Cinta stares at her for a moment, like possibly she has no idea who Lilly is or what she might be doing here. Then she blinks and locks back in. “Didn’t I tell you?” she asks airily. “Colin’s flying in from Vancouver.”
Right away, Lilly’s entire body fills with annoyance and dread. “Colin?” she repeats, fully aware she sounds about thirteen years old. “Why?”
Her mother smiles at her with syrupy forbearance. “Because I invited him, Lilly. He’s going to Joshua Tree to finish up his new screenplay, but his rental doesn’t start until New Year’s.”
Lilly resists the urge to stamp her foot, but barely. Her cousin Colin once made her watchDonnie Darkotwice, back-to-back when they were in high school; his sophomore effort, some masturbatory snorefest about an alcoholic lobsterman and his mean dad, got nominated for best screenplay last year.
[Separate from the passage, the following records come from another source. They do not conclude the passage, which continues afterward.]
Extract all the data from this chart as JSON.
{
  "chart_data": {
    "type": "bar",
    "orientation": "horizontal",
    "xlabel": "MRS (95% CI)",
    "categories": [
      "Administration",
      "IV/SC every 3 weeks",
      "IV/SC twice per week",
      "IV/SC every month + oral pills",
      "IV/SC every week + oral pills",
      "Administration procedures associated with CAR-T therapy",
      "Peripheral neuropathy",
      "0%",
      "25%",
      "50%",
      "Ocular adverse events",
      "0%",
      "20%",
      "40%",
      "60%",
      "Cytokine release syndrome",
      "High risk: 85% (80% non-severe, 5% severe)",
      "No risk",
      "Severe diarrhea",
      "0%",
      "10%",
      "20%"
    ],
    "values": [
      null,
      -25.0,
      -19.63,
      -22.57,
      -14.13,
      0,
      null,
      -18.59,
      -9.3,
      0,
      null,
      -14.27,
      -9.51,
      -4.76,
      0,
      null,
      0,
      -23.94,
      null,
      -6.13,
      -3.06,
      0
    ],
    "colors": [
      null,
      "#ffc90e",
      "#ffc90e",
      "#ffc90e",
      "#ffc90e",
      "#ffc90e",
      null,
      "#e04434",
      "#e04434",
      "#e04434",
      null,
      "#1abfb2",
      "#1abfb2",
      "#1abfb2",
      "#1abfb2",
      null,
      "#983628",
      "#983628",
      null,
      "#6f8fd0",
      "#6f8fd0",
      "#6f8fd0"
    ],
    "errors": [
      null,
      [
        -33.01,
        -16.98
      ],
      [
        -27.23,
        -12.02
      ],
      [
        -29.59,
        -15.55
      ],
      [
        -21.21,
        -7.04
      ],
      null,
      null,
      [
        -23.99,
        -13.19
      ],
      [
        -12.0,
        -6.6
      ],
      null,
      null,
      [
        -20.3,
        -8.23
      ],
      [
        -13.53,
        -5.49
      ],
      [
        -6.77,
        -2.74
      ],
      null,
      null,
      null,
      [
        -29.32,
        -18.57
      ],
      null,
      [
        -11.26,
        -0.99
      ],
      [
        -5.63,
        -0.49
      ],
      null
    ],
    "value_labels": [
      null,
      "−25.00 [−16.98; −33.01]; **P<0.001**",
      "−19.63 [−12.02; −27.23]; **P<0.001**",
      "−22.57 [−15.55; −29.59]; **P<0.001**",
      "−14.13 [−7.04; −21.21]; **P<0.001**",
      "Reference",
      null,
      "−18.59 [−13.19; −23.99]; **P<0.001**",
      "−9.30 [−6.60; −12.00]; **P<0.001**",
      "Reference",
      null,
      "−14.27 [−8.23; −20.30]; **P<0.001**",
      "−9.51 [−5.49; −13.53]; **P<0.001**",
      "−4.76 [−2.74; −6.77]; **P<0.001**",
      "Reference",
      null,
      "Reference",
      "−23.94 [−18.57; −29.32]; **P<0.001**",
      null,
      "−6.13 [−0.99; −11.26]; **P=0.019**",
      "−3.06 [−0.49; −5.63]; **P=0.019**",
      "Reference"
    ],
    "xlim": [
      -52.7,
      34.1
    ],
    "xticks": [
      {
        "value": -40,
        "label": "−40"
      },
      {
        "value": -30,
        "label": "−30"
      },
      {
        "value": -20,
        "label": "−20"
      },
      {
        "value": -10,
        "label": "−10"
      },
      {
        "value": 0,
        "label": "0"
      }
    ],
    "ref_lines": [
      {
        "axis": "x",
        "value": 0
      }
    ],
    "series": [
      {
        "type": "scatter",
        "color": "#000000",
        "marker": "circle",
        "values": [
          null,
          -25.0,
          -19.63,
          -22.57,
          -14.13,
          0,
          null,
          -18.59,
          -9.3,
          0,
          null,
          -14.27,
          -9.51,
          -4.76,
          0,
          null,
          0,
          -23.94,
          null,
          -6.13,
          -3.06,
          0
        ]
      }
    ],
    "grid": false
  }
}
Lilly told herself the queasy feeling she had as she watched him walk the red carpet in a purple velvet tuxedo was revulsion, not jealousy, though if she’s being honest with herself she knows it was probably a mixture of both.
“Did you know Colin was coming?” she asks June, who’s padding down the stairs in ripped jeans and a loose-knit sweater, looking fresh as a newly picked lemon. Lilly doesn’t know why she’s the only one who seems to be hungover this fine morning.
“I...” June hesitates. “Might have heard something about it?”
“And you didn’t say anything?” Lilly asks. “Or, you know, light the house on fire to collect the insurance money?”
“That would be a good solution to the mortgage thing, actually,” Kit offers, coming in from the kitchen; Tony trails like a basset hound behind her, lugging a ring light in one arm. “You should mention it to Dad.”